In a 2007 editorial for Esquire, Martin Scorsese named Wes Anderson “the next Martin Scorsese.” When Anderson was called up on the comparison in late 2015, he modestly played it down: “he said that a very, very long time ago. I don’t know if he feels the same way anymore.” However, Anderson did state that, “Everybody was hugely influenced by his work… he’s one of the reasons why I thought [cinema] is what I’d like to try do.”
Scorsese named Bottle Rocket, Anderson’s 1996 debut feature, one of his 10 favourite of the ’90s. It’s a film that perfectly demonstrated Anderson’s talent and unique visual style, and it also gave audiences the first of Anderson’s young misfits, a type of character that would remain at the forefront of his work. This breed of brash, irresponsible young man had been around in cinema long before Anderson arrived on the scene. Marlon Brando embodied this character in virtually every film he made during the ’50s. Yet perhaps the best example of the archetypal misfit is Robert De Niro’s Johnny Boy in Scorsese’s Mean Streets – which has the raw, unpolished energy of a debut despite bing the director’s third feature.

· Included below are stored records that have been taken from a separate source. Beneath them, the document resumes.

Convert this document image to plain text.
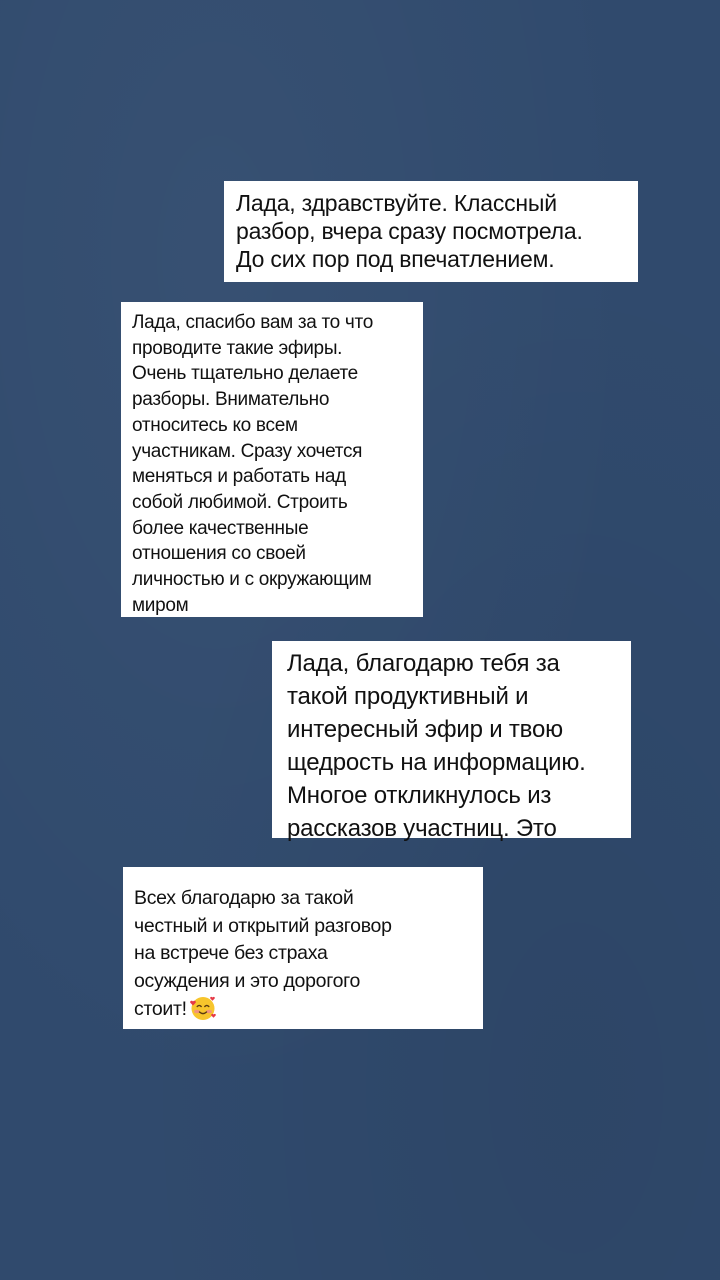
Лада, здравствуйте. Классный
разбор, вчера сразу посмотрела.
До сих пор под впечатлением.
Лада, спасибо вам за то что
проводите такие эфиры.
Очень тщательно делаете
разборы. Внимательно
относитесь ко всем
участникам. Сразу хочется
меняться и работать над
собой любимой. Строить
более качественные
отношения со своей
личностью и с окружающим
миром
Лада, благодарю тебя за
такой продуктивный и
интересный эфир и твою
щедрость на информацию.
Многое откликнулось из
рассказов участниц. Это
Всех благодарю за такой
честный и открытий разговор
на встрече без страха
осуждения и это дорогого
стоит!
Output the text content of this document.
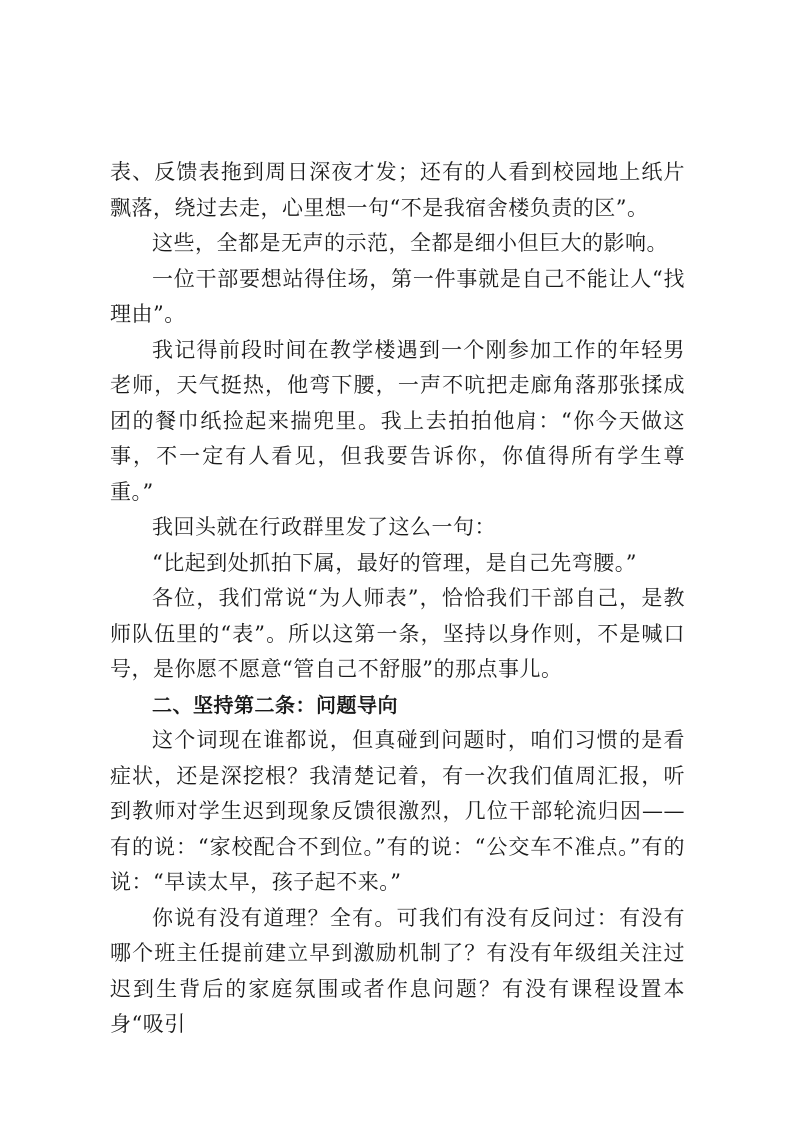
表、反馈表拖到周日深夜才发；还有的人看到校园地上纸片飘落，绕过去走，心里想一句“不是我宿舍楼负责的区”。

这些，全都是无声的示范，全都是细小但巨大的影响。

一位干部要想站得住场，第一件事就是自己不能让人“找理由”。

我记得前段时间在教学楼遇到一个刚参加工作的年轻男老师，天气挺热，他弯下腰，一声不吭把走廊角落那张揉成团的餐巾纸捡起来揣兜里。我上去拍拍他肩：“你今天做这事，不一定有人看见，但我要告诉你，你值得所有学生尊重。”

我回头就在行政群里发了这么一句：

“比起到处抓拍下属，最好的管理，是自己先弯腰。”

各位，我们常说“为人师表”，恰恰我们干部自己，是教师队伍里的“表”。所以这第一条，坚持以身作则，不是喊口号，是你愿不愿意“管自己不舒服”的那点事儿。

二、坚持第二条：问题导向

这个词现在谁都说，但真碰到问题时，咱们习惯的是看症状，还是深挖根？我清楚记着，有一次我们值周汇报，听到教师对学生迟到现象反馈很激烈，几位干部轮流归因——有的说：“家校配合不到位。”有的说：“公交车不准点。”有的说：“早读太早，孩子起不来。”

你说有没有道理？全有。可我们有没有反问过：有没有哪个班主任提前建立早到激励机制了？有没有年级组关注过迟到生背后的家庭氛围或者作息问题？有没有课程设置本身“吸引
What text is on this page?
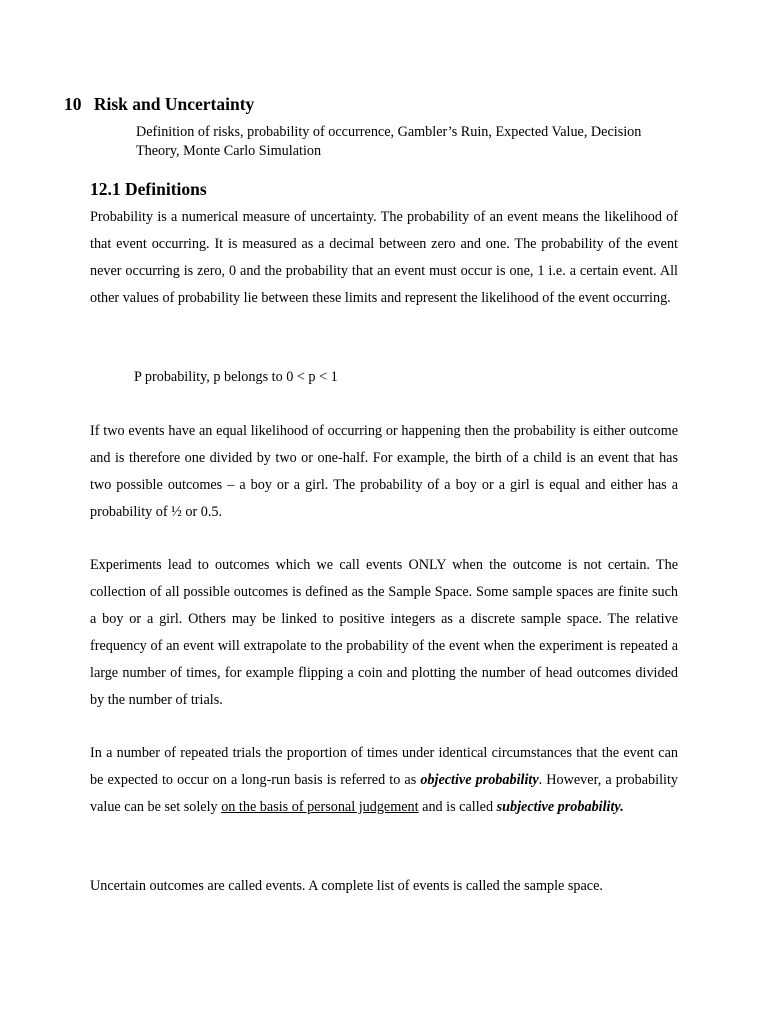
10 Risk and Uncertainty
Definition of risks, probability of occurrence, Gambler’s Ruin, Expected Value, Decision Theory, Monte Carlo Simulation
12.1 Definitions

Probability is a numerical measure of uncertainty. The probability of an event means the likelihood of that event occurring. It is measured as a decimal between zero and one. The probability of the event never occurring is zero, 0 and the probability that an event must occur is one, 1 i.e. a certain event. All other values of probability lie between these limits and represent the likelihood of the event occurring.

P probability, p belongs to 0 < p < 1

If two events have an equal likelihood of occurring or happening then the probability is either outcome and is therefore one divided by two or one-half. For example, the birth of a child is an event that has two possible outcomes – a boy or a girl. The probability of a boy or a girl is equal and either has a probability of ½ or 0.5.

Experiments lead to outcomes which we call events ONLY when the outcome is not certain. The collection of all possible outcomes is defined as the Sample Space. Some sample spaces are finite such a boy or a girl. Others may be linked to positive integers as a discrete sample space. The relative frequency of an event will extrapolate to the probability of the event when the experiment is repeated a large number of times, for example flipping a coin and plotting the number of head outcomes divided by the number of trials.

In a number of repeated trials the proportion of times under identical circumstances that the event can be expected to occur on a long-run basis is referred to as objective probability. However, a probability value can be set solely on the basis of personal judgement and is called subjective probability.

Uncertain outcomes are called events. A complete list of events is called the sample space.
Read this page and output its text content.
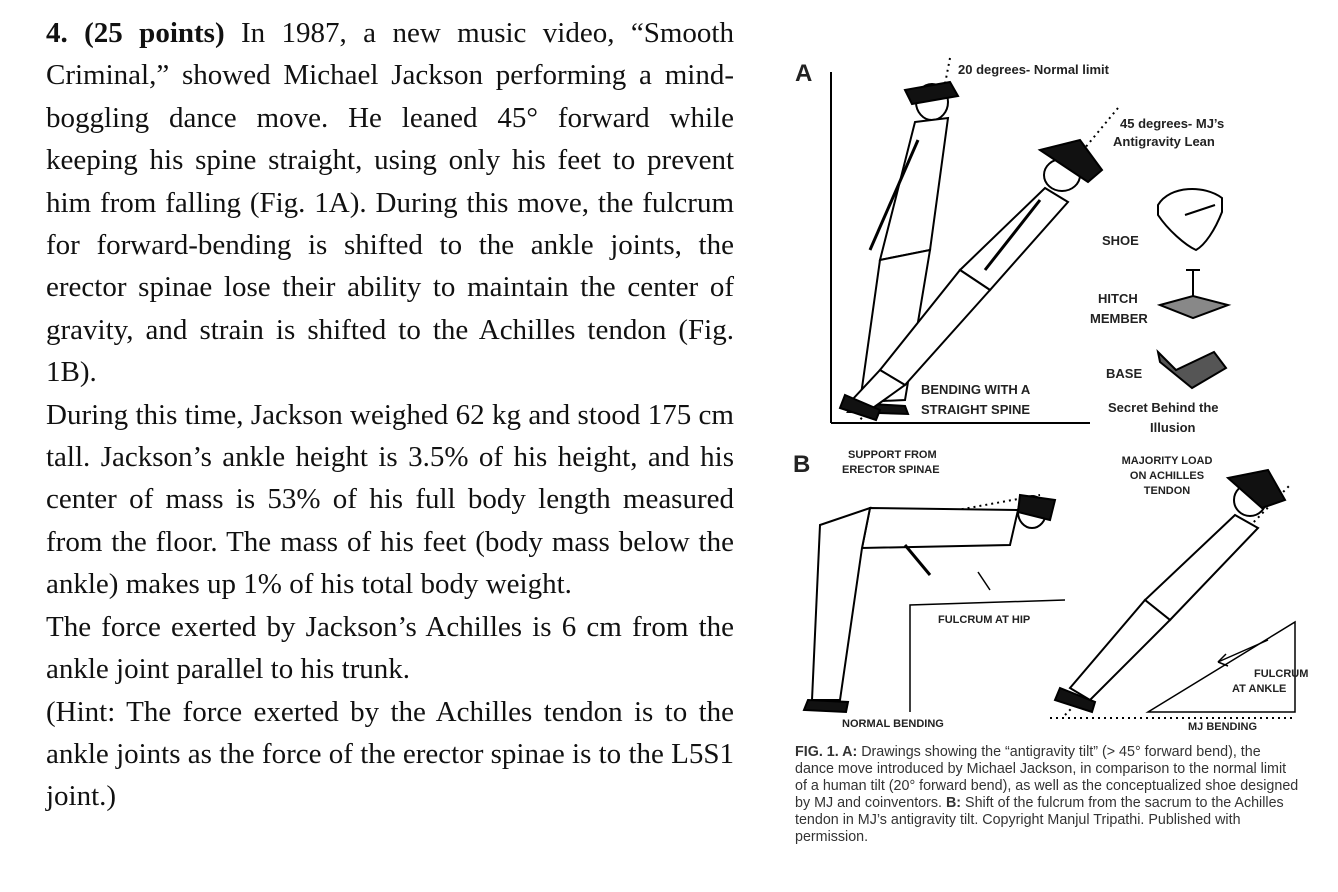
4. (25 points) In 1987, a new music video, “Smooth Criminal,” showed Michael Jackson performing a mind-boggling dance move. He leaned 45° forward while keeping his spine straight, using only his feet to prevent him from falling (Fig. 1A). During this move, the fulcrum for forward-bending is shifted to the ankle joints, the erector spinae lose their ability to maintain the center of gravity, and strain is shifted to the Achilles tendon (Fig. 1B).

During this time, Jackson weighed 62 kg and stood 175 cm tall. Jackson’s ankle height is 3.5% of his height, and his center of mass is 53% of his full body length measured from the floor. The mass of his feet (body mass below the ankle) makes up 1% of his total body weight.

The force exerted by Jackson’s Achilles is 6 cm from the ankle joint parallel to his trunk.

(Hint: The force exerted by the Achilles tendon is to the ankle joints as the force of the erector spinae is to the L5S1 joint.)

A	20 degrees- Normal limit
45 degrees- MJ’s
Antigravity Lean
SHOE
HITCH
MEMBER
BASE
BENDING WITH A
STRAIGHT SPINE	Secret Behind the
Illusion
B	SUPPORT FROM
ERECTOR SPINAE
MAJORITY LOAD
ON ACHILLES
TENDON
FULCRUM AT HIP
FULCRUM
AT ANKLE
NORMAL BENDING	MJ BENDING
FIG. 1. A: Drawings showing the “antigravity tilt” (> 45° forward bend), the dance move introduced by Michael Jackson, in comparison to the normal limit of a human tilt (20° forward bend), as well as the conceptualized shoe designed by MJ and coinventors. B: Shift of the fulcrum from the sacrum to the Achilles tendon in MJ’s antigravity tilt. Copyright Manjul Tripathi. Published with permission.
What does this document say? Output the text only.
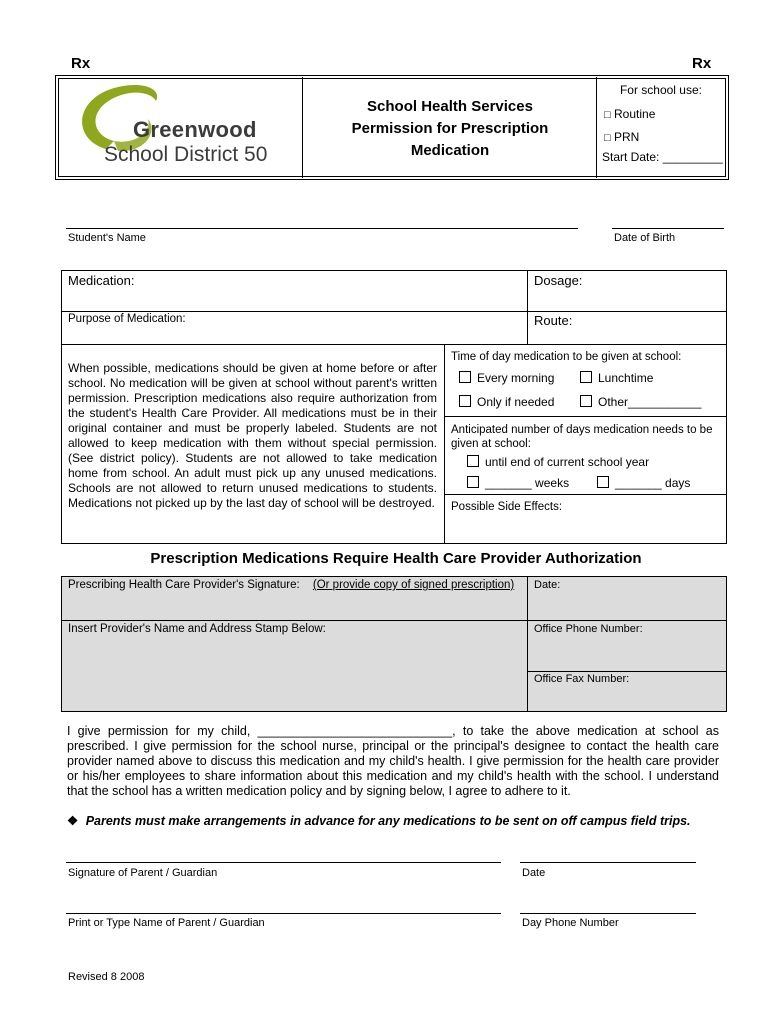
Rx	Rx
Greenwood
School District 50
School Health Services
Permission for Prescription
Medication
For school use:
□ Routine
□ PRN
Start Date: _________
Student's Name	Date of Birth
Medication:	Dosage:
Purpose of Medication:	Route:
When possible, medications should be given at home before or after school. No medication will be given at school without parent's written permission. Prescription medications also require authorization from the student's Health Care Provider. All medications must be in their original container and must be properly labeled. Students are not allowed to keep medication with them without special permission. (See district policy). Students are not allowed to take medication home from school. An adult must pick up any unused medications. Schools are not allowed to return unused medications to students. Medications not picked up by the last day of school will be destroyed.
Time of day medication to be given at school:
Every morning	Lunchtime
Only if needed	Other___________
Anticipated number of days medication needs to be given at school:
until end of current school year
_______ weeks	_______ days
Possible Side Effects:
Prescription Medications Require Health Care Provider Authorization
Prescribing Health Care Provider's Signature: (Or provide copy of signed prescription) Date:
Insert Provider's Name and Address Stamp Below:	Office Phone Number:
Office Fax Number:
I give permission for my child, ____________________________, to take the above medication at school as prescribed. I give permission for the school nurse, principal or the principal's designee to contact the health care provider named above to discuss this medication and my child's health. I give permission for the health care provider or his/her employees to share information about this medication and my child's health with the school. I understand that the school has a written medication policy and by signing below, I agree to adhere to it.
❖ Parents must make arrangements in advance for any medications to be sent on off campus field trips.
Signature of Parent / Guardian	Date
Print or Type Name of Parent / Guardian	Day Phone Number
Revised 8 2008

Johnny Boy is bursting to the brim with testosterone, willing and wanting to scrap with anyone who will have him, including his best friend Charlie. The film begins with Johnny Boy blowing up a mailbox, introducing him as both alarmingly dangerous and cool at the same time. Owen Wilson’s Dignan in Bottle Rocket isn’t quite as abrasive as Johnny Boy, but he does possess shades of his recklessness. Dignan is to Jonny Boy what Anthony (Dignan’s best friend, played by Luke Wilson) is to Charlie.
Charlie is protective of Johnny Boy, seeing him as a younger brother, due to his relationship with his cousin Teresa. “If I don’t help him who will?” he proclaims to a disgruntled Teresa, who is fed up of Johnny’s antics. Anthony too is sympathetic towards Dignan. When Dignan comes to Anthony with a proposition seeking criminal partnership, Anthony is at first reluctant, but takes pity on the yellow jumpsuit wearing, mini motorcycle riding man-child in front of him and reluctantly agrees. The youth may be reckless, but they are loyal.
Comparatively speaking, Bottle Rocket and Mean Streets are the closest films between the two directors. The displays of immaturity are evidently similar. The scenes in Bottle Rocket of Dignan buying a gun and letting off fireworks seem to echo those in Mean Streets of Johnny Boy screaming and threatening thugs with broken pool cues and shooting his gun on a rooftop declaring, “Watch this, I’m gonna shoot the light out of the Empire State Building.”
These displays of arrogance embody what it is to be young and careless and are the clearest link between Johnny Boy and Dignan. However, they are also their downfalls. Dignan seems to have his life of crime planned out, until his first big score goes drastically wrong and results in his arrest. For Johnny Boy, he waves a gun in the face of Michael, his loan shark and pays the price.
Perhaps the most obvious connection between Scorsese and Anderson is their use of popular music. Scorsese essentially created the popular music soundtrack and Mean Streets is a great example of this. Songs like ‘Be My Baby’ and ‘Please Mr Postman’ blend seamlessly into the action that surrounds them. Both directors are fans of The Rolling Stones, too – Mean Streets features both ‘Tell Me’ and ‘Jumpin’ Jack Flash’ whereas Bottle Rocket uses ‘2000 Man’. The Stones feature prominently throughout both the director’s careers and epitomise the notion of the youth. Johnny Boy’s entrance in Tony’s bar is perhaps the coolest scene ever shot. Drenched in red, De Niro swaggers towards a concerned Charlie in slow motion to the tune of ‘Jumpin’ Jack Flash’. Slow motion tracking shots like this are trademarks of Anderson’s style.
The phrase ‘the world is yours’ has never been more prevalent than to these characters, as pursuing this ideal leads to incarceration and injury for Dignan and Johnny Boy respectively. Anderson has championed an audacious, anarchic kind of youth in many of his other films: Rushmore’s Max Fischer, The Royal Tenenbaums’ Margot Tenenbaum and Suzie Bishop and Sam Shakusky from Moonrise Kingdom are all variations on a concept that was so eloquently personified by Scorsese’s Johnny Boy back in 1973.